Putting the ball in the back of the net has been a real struggle for Columbus Crew SC in the young 2019 Major League Soccer season. After the 2-0 setback to the Houston Dynamo on Saturday, the Black & Gold ended their 10th match of the season with just eight goals scored, the worst record in the league for teams with as many games played. By comparison, Los Angeles Football Club has scored 26 already.
Even though head coach Caleb Porter is probably right when he repeatedly says that the team has created enough chances and should have scored more goals over the last few weeks, the truth is that it should take a lot more than time to fix the Crew’s struggling offense. And a big part of the solution has to do with an asset that has been in short supply in Columbus in recent years: money.

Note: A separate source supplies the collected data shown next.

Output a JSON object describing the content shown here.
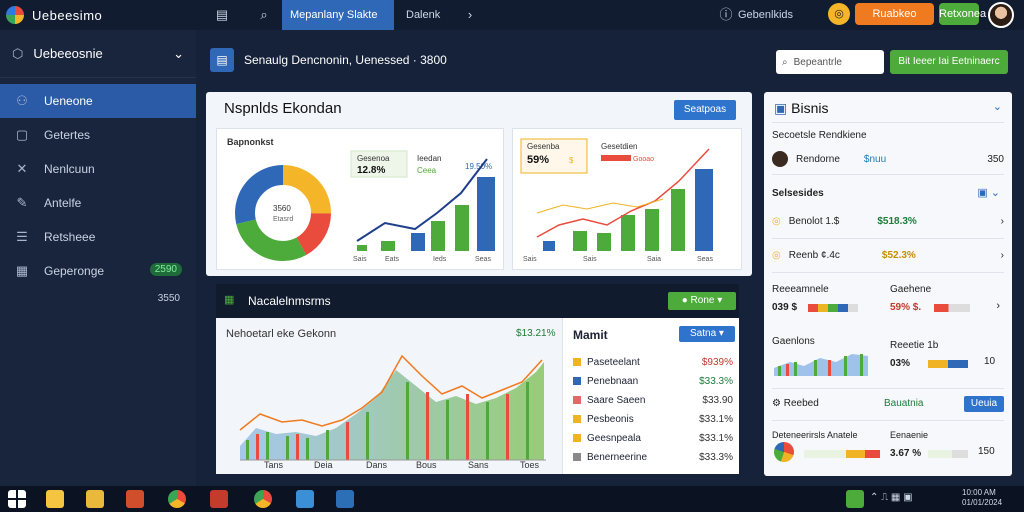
{
  "app": {
    "title": "Uebeesimo"
  },
  "topbar": {
    "tabs": [
      "Mepanlany Slakte",
      "Dalenk"
    ],
    "status": "Gebenlkids",
    "btn_orange1": "Ruabkeo",
    "btn_green": "Retxonea",
    "orange_badge_icon": "coin-icon"
  },
  "sidebar": {
    "header": "Uebeeosnie",
    "items": [
      {
        "label": "Ueneone",
        "icon": "person-icon"
      },
      {
        "label": "Getertes",
        "icon": "square-icon"
      },
      {
        "label": "Nenlcuun",
        "icon": "tools-icon"
      },
      {
        "label": "Antelfe",
        "icon": "pen-icon"
      },
      {
        "label": "Retsheee",
        "icon": "list-icon"
      },
      {
        "label": "Geperonge",
        "icon": "grid-icon",
        "badge": "2590"
      }
    ],
    "sub_value": "3550"
  },
  "main": {
    "header": "Senaulg Dencnonin, Uenessed  ·  3800",
    "search_placeholder": "Bepeantrle",
    "top_button": "Bit Ieeer Iai Eetninaerc"
  },
  "card1": {
    "title": "Nspnlds Ekondan",
    "button": "Seatpoas",
    "pie_label": "Bapnonkst",
    "pie_center": "3560\nEtasrd",
    "kpi1": {
      "title": "Gesenoa",
      "value": "12.8%"
    },
    "kpi2": {
      "title": "Ieedan",
      "value": "Ceea"
    },
    "kpi2_pct": "19.50%",
    "kpi3": {
      "title": "Gesenba",
      "value": "59%"
    },
    "kpi4": {
      "title": "Gesetdien",
      "value": "Gooao"
    },
    "x1": [
      "Sais",
      "Eats",
      "Ieds",
      "Seas"
    ],
    "x2": [
      "Sais",
      "Sais",
      "Saia",
      "Seas"
    ]
  },
  "card2": {
    "bar_title": "Nacalelnmsrms",
    "bar_button": "Rone",
    "chart_title": "Nehoetarl eke Gekonn",
    "chart_value": "$13.21%",
    "x": [
      "Tans",
      "Deia",
      "Dans",
      "Bous",
      "Sans",
      "Toes"
    ]
  },
  "legend": {
    "title": "Mamit",
    "button": "Satna",
    "rows": [
      {
        "label": "Paseteelant",
        "value": "$939%",
        "color": "#f0b323"
      },
      {
        "label": "Penebnaan",
        "value": "$33.3%",
        "color": "#2f68b7"
      },
      {
        "label": "Saare Saeen",
        "value": "$33.90",
        "color": "#e06a66"
      },
      {
        "label": "Pesbeonis",
        "value": "$33.1%",
        "color": "#f0b323"
      },
      {
        "label": "Geesnpeala",
        "value": "$33.1%",
        "color": "#f0b323"
      },
      {
        "label": "Benerneerine",
        "value": "$33.3%",
        "color": "#888888"
      }
    ]
  },
  "right": {
    "title": "Bisnis",
    "sect1": "Secoetsle Rendkiene",
    "person1": "Rendorne",
    "person1_tag": "$nuu",
    "person1_val": "350",
    "sect2": "Selsesides",
    "row1": {
      "label": "Benolot 1.$",
      "value": "$518.3%"
    },
    "row2": {
      "label": "Reenb ¢.4c",
      "value": "$52.3%"
    },
    "sect3_left": "Reeeamnele",
    "sect3_right": "Gaehene",
    "row3_left": "039 $",
    "row3_right": "59% $.",
    "sect4_left": "Gaenlons",
    "sect4_right": "Reeetie 1b",
    "row4_right": "03%",
    "row4_val": "10",
    "sect5": "Reebed",
    "sect5_btn": "Bauatnia",
    "sect5_btn2": "Ueuia",
    "sect6_left": "Deteneerirsls Anatele",
    "sect6_right": "Eenaenie",
    "row6_right": "3.67 %",
    "row6_val": "150"
  },
  "colors": {
    "accent": "#2f68b7",
    "green": "#4cab3a",
    "orange": "#f07a1f",
    "red": "#e94b3c"
  }
}
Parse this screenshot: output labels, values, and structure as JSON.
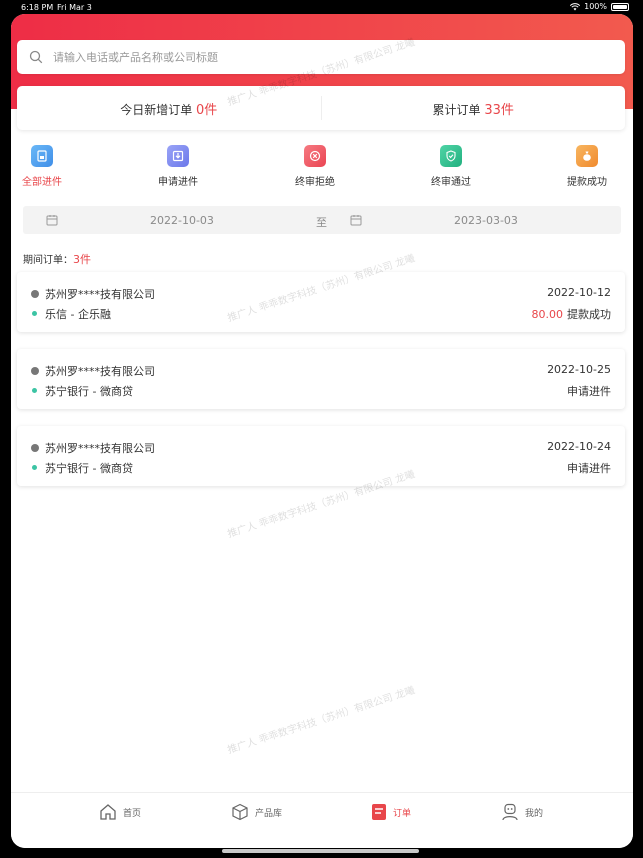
{
  "status_bar": {
    "time": "6:18 PM",
    "date": "Fri Mar 3",
    "battery": "100%"
  },
  "search": {
    "placeholder": "请输入电话或产品名称或公司标题"
  },
  "stats": {
    "today_label": "今日新增订单",
    "today_value": "0件",
    "total_label": "累计订单",
    "total_value": "33件"
  },
  "filters": [
    {
      "label": "全部进件",
      "icon": "document-lock-icon",
      "color": "#4f9ff0"
    },
    {
      "label": "申请进件",
      "icon": "inbox-download-icon",
      "color": "#7a86f0"
    },
    {
      "label": "终审拒绝",
      "icon": "close-circle-icon",
      "color": "#f0555e"
    },
    {
      "label": "终审通过",
      "icon": "shield-check-icon",
      "color": "#2fbf8f"
    },
    {
      "label": "提款成功",
      "icon": "money-bag-icon",
      "color": "#f59a3d"
    }
  ],
  "date_range": {
    "start": "2022-10-03",
    "separator": "至",
    "end": "2023-03-03"
  },
  "period": {
    "label": "期间订单：",
    "count": "3件"
  },
  "orders": [
    {
      "company": "苏州罗****技有限公司",
      "date": "2022-10-12",
      "product": "乐信 - 企乐融",
      "amount": "80.00",
      "status": "提款成功"
    },
    {
      "company": "苏州罗****技有限公司",
      "date": "2022-10-25",
      "product": "苏宁银行 - 微商贷",
      "amount": "",
      "status": "申请进件"
    },
    {
      "company": "苏州罗****技有限公司",
      "date": "2022-10-24",
      "product": "苏宁银行 - 微商贷",
      "amount": "",
      "status": "申请进件"
    }
  ],
  "watermark": "推广人  乖乖数字科技（苏州）有限公司  龙曦",
  "tabs": [
    {
      "label": "首页",
      "icon": "home-icon"
    },
    {
      "label": "产品库",
      "icon": "cube-icon"
    },
    {
      "label": "订单",
      "icon": "order-icon"
    },
    {
      "label": "我的",
      "icon": "user-icon"
    }
  ],
  "colors": {
    "accent": "#e8464a",
    "header_start": "#ee2d46",
    "header_end": "#f25a4e"
  }
}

Mexican star Carlos Vela has scored 11 goals in 10 matches for LAFC – more than Columbus’ entire roster. LA Galaxy captain Zlatan Ibrahimovic had eight already in just seven matches. These are the premier examples of high-investment Designated Players, a kind of player the Crew fan base hasn’t seen in a Black & Gold uniform lately. Their efficiency and the Crew’s struggles shed some light on a situation that is common in most top leagues in the world and is starting to get to MLS: you can build a solid defense with organization and discipline, but to be prolific offensively, you’ll need top talent.
That reflects almost in perfection the Crew’s current situation. While the team has had a solid defensive shape over the last two years, obviously helped by the individual talents of Zack Steffen, Jonathan Mensah and Milton Valenzuela, its offense hasn’t had the same level of quality to display.
Federico Higuain is obviously a club legend and still a brilliant player, but he’s 34 years old now. Pedro Santos, who wasn’t a star in a mid-sized Portuguese club before he was signed by the Crew, has had a solid 2019 so far, but his playing style clearly doesn’t revolve around his offensive ability.
Justin Meram was a beast offensively in 2017, but since then he’s been just a shadow of his old self. Consistency has also been a factor with Gyasi Zardes, who had a phenomenal 2018 season but has scored in double digits just twice in his seven-year MLS career. Robinho has shown to be an interest cost-benefit addition, but he was playing in Brazil’s third division before coming to Columbus.
Don’t be fooled, these are all good players, who had proved their value to different extents in MLS, but when you compare them to the highly-paid offensive stars around the league, the contrast is obvious.
It was not by accident that Toronto FC dominated the 2017 season under the influence of offensive stars Sebastian Giovinco and Jozy Altidore – and that when the Italian left, the club replaced him with the equally deadly Alejandro Pozuelo. Or that Atlanta United was a powerhouse last season thanks to the attacking power of Miguel Almiron and Josef Martinez, the latter of which broke the league’s goal scoring record. When the Paraguayan was sold to Newcastle, the Five Stripes went after the South American Player of the Year, Gonzalo ‘Pity’ Martinez.
Of course, there are exceptions. The Dynamo itself is a good example as the team invested on mid-level South and Central American talent to fill up its offensive spots. Sporting Kansas City has relied on a collective approach with affordable players up front.
The Crew has never been a high-spending franchise and that was particularly true under the old ownership group. Still, the club managed to have good results and multiple playoff appearances with a less expensive roster than many of their opponents.
However, times have changed. Even traditionally low-spending teams are starting to join the party. D.C. United has Wayne Rooney and Luciano Acosta and recently spent some millions of dollars to acquire Argentinean rising star Lucas Rodriguez from Estudiantes. The Philadelphia Union also committed a massive part of their resources to bring Mexican international Marco Fabian to Pennsylvania.
After the Dynamo game, Porter admitted he will start looking for solutions outside of the roster and if the new ownership group is willing to reach into their pockets and make a good impression, they certainly know where to start.